Cabe a Aécio decidir não só o "se", mas a velocidade dessa aventura. Até agora, apesar da crise econômica, da popularidade no subsolo e da inoperância política, falar em impeachment de Dilma é especular sobre algo etéreo. A iniciativa dos deputados do PSDB é baseada em um trabalho do advogado do partido, Flávio Henrique Pereira. Está pintada com as cores da ebulição e com a velocidade características da Câmara dos Deputados. Na semana passada, Aécio fez o jurista Miguel Reale Júnior voar de São Paulo a Brasília para almoçar na quarta-feira em sua casa com os senadores Aloysio Nunes Ferreira, Tasso Jereissati, Álvaro Dias, Cássio Cunha Lima, José Serra e o deputado Bruno Araújo. Ex-coordenador financeiro de campanhas do PSDB, Reale fora encarregado de examinar se existem argumentos jurídicos a corroborar a tese de que Dilma cometeu irregularidades que a impeçam de continuar exercendo seu mandato. Seu trabalho está impregnado com a calma característica do Senado, onde os mandatos duram oito anos e tudo é mais lento. Reale pediu pelo menos mais 20 dias para apresentar uma conclusão.

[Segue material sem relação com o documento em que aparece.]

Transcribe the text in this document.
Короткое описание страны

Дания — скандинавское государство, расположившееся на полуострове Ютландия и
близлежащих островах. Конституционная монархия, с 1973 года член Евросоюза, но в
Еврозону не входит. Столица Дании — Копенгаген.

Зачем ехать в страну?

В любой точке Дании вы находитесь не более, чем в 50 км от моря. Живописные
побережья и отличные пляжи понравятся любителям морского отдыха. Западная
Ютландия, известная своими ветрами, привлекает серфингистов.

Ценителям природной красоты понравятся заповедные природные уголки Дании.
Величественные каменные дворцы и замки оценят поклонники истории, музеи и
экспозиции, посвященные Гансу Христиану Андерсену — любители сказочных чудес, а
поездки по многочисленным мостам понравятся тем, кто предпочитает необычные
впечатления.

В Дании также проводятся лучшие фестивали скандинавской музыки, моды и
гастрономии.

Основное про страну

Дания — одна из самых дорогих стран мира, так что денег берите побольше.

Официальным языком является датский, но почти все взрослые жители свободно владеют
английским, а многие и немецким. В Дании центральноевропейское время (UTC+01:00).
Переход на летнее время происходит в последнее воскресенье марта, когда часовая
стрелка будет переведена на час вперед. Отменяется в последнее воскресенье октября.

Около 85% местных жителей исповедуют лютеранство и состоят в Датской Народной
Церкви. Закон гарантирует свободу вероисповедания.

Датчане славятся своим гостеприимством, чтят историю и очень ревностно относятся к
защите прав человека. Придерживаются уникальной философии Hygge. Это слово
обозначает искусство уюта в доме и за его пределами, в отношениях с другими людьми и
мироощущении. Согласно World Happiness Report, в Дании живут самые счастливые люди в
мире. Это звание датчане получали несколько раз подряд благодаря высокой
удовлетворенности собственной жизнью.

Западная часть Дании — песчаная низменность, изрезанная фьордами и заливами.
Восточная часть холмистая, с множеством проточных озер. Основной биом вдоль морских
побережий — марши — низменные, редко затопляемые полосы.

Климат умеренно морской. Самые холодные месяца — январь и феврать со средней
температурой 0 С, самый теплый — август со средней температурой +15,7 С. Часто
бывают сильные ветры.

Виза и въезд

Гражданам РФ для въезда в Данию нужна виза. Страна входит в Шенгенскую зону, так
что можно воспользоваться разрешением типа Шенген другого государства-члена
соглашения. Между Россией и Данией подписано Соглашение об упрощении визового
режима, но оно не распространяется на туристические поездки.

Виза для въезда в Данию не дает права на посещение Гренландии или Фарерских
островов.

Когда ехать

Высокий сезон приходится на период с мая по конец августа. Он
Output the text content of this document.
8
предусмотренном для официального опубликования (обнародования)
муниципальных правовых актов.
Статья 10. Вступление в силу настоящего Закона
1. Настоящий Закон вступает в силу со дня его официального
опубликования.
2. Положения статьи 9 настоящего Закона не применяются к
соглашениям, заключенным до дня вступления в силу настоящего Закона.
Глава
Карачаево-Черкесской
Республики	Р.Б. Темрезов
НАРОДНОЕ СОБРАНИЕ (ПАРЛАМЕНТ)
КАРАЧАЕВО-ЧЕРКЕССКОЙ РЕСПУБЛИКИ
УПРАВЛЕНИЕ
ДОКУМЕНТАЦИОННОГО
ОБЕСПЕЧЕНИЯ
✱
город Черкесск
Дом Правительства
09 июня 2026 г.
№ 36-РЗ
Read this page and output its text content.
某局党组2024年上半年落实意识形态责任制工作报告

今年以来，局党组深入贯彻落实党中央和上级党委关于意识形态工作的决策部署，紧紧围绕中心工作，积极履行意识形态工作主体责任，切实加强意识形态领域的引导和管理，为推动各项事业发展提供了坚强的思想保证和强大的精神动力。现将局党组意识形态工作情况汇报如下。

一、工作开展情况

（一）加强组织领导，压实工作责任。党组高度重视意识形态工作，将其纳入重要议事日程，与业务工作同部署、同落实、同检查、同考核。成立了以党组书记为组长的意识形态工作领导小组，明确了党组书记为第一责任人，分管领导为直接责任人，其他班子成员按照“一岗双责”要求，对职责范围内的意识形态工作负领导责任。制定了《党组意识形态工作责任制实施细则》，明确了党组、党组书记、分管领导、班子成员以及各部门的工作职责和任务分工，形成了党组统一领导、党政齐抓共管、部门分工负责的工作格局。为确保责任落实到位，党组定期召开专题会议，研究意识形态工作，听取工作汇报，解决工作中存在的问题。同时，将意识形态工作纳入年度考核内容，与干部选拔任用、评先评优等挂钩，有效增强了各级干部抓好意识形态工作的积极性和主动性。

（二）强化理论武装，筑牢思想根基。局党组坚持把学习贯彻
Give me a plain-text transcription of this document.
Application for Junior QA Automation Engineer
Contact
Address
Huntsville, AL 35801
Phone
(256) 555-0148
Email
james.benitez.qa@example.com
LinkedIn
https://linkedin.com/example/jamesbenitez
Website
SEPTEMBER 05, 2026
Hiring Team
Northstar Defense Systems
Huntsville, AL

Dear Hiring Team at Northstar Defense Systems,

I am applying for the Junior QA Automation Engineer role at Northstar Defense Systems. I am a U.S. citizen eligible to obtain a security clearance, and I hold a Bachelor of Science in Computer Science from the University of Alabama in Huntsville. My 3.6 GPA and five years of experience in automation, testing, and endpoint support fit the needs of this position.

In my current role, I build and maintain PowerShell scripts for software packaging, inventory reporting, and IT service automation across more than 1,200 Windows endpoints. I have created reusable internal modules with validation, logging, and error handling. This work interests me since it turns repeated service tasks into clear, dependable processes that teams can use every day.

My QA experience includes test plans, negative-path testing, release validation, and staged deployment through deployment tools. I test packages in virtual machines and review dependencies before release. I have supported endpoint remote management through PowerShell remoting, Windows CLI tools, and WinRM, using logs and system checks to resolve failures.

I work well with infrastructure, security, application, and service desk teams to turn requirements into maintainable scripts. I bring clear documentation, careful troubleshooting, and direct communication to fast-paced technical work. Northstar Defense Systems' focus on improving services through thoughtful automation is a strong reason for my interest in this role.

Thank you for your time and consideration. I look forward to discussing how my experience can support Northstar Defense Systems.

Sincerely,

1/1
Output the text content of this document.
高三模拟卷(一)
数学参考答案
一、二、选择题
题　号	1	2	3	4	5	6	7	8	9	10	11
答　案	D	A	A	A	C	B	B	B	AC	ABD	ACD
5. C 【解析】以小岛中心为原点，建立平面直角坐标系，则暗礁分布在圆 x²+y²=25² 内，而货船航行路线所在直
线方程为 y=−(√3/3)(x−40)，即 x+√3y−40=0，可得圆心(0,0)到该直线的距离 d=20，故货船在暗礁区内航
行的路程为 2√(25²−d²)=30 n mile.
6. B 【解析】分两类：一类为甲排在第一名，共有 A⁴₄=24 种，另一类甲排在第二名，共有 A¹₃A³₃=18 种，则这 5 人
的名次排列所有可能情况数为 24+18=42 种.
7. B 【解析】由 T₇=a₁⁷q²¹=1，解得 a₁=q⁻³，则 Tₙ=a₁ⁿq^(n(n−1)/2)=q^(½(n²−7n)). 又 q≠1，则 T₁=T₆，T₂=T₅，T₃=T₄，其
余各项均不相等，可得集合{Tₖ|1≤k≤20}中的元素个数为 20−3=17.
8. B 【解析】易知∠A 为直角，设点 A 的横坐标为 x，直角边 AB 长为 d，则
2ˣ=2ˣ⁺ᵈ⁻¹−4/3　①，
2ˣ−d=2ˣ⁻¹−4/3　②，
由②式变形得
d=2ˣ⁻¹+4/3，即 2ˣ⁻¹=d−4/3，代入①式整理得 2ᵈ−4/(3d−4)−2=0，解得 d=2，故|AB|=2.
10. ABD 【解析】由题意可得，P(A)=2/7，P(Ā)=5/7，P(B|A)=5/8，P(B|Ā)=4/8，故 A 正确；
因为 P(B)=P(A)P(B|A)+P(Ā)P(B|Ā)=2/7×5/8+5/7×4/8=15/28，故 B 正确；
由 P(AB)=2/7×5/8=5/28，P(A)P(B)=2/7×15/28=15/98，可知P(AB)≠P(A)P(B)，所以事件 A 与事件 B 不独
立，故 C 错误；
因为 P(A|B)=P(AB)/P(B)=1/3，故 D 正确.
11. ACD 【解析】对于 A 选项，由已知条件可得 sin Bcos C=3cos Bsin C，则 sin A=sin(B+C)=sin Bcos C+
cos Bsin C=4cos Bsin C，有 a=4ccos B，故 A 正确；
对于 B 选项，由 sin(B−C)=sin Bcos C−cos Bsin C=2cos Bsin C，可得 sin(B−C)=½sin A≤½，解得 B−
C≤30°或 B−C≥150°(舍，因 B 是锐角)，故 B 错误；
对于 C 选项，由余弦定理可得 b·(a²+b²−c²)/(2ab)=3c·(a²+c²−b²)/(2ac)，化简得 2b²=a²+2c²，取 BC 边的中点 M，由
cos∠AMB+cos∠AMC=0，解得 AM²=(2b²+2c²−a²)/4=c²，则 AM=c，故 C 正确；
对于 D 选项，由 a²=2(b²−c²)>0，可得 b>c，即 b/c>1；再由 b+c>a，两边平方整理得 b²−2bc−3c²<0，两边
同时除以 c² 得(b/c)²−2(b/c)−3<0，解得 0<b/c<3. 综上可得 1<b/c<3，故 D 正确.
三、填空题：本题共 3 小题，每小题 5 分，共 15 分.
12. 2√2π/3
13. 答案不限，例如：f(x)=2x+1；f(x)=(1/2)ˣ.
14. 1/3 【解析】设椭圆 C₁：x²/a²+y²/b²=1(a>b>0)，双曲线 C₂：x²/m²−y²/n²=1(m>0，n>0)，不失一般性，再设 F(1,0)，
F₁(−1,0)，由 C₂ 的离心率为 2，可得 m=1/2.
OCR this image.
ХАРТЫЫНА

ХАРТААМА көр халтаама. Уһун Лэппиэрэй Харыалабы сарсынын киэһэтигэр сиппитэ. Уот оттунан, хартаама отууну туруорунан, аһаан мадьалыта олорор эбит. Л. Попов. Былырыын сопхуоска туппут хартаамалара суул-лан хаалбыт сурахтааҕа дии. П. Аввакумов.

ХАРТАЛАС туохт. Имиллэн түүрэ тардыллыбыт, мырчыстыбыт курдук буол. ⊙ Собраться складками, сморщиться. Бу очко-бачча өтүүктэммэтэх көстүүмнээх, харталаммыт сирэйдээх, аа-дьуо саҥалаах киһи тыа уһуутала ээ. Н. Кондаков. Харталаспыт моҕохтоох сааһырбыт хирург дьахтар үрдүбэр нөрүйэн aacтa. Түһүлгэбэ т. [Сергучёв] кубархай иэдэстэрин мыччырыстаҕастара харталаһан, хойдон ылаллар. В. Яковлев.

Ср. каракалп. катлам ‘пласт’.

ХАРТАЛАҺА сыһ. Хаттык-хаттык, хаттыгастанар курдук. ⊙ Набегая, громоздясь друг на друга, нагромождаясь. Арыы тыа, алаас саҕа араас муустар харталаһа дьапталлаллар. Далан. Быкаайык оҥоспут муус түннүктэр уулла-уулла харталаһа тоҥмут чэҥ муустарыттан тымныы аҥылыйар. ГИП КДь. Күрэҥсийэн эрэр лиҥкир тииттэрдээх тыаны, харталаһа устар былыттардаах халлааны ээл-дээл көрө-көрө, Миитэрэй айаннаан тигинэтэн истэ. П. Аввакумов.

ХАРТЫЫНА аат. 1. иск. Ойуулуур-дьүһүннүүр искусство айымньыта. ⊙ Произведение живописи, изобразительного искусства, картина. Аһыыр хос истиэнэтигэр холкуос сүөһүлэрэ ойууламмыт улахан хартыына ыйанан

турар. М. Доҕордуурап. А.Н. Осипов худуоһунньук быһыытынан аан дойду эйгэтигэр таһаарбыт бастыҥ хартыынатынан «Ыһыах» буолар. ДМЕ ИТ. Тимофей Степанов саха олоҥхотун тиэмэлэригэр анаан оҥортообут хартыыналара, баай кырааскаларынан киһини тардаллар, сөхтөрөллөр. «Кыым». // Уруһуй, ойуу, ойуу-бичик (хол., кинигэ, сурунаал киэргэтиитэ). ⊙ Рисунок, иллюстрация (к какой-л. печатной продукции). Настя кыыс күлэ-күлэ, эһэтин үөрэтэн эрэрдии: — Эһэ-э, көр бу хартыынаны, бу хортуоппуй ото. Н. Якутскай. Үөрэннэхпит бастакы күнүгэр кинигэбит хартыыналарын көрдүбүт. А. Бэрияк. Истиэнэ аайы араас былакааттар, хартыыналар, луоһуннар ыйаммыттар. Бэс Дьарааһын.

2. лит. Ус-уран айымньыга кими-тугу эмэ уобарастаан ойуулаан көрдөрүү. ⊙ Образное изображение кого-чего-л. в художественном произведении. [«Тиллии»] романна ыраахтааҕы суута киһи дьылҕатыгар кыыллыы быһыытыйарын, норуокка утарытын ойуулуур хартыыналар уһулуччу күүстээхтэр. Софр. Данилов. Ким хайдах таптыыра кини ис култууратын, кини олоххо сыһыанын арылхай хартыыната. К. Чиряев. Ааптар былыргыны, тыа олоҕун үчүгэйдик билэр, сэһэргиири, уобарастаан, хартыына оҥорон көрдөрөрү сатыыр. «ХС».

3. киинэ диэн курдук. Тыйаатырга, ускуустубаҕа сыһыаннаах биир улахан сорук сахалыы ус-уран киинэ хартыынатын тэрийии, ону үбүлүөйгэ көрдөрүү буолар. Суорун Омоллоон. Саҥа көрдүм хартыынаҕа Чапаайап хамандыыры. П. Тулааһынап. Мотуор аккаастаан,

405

Aécio atuou como um juiz entre os dois lados da discussão que se instalou. Mais empolgados, Araújo e Cunha Lima falaram que o partido não deveria perder a oportunidade de aproveitar o sentimento das ruas para emplacar o pedido de impeachment. Por outro lado, os senadores José Serra, Aloysio e Tasso argumentaram que seria mais prudente esperar. O PSDB enxerga que pode pedir o impeachment de Dilma baseado nas irresponsáveis "pedaladas" executadas no primeiro mandato, quando bancos públicos pagavam contas do governo antes de receber do Tesouro Nacional, uma espécie de cheque especial bilionário. Pura irresponsabilidade fiscal. Na reunião na casa de Aécio, Reale afirmou que um pedido de impeachment baseado nesse argumento teria de provar que o governo Dilma continuou as pedaladas em 2015. Reale entende que um presidente só pode perder o cargo se tiver cometido uma irregularidade no mandato atual, não no anterior. Os senadores acham que ainda podem surgir revelações na Operação Lava Jato sobre a corrupção na Petrobras e na auditoria das contas de campanha de Dilma. Sem um fato direto contra a presidente, criminoso mesmo, não querem aderir.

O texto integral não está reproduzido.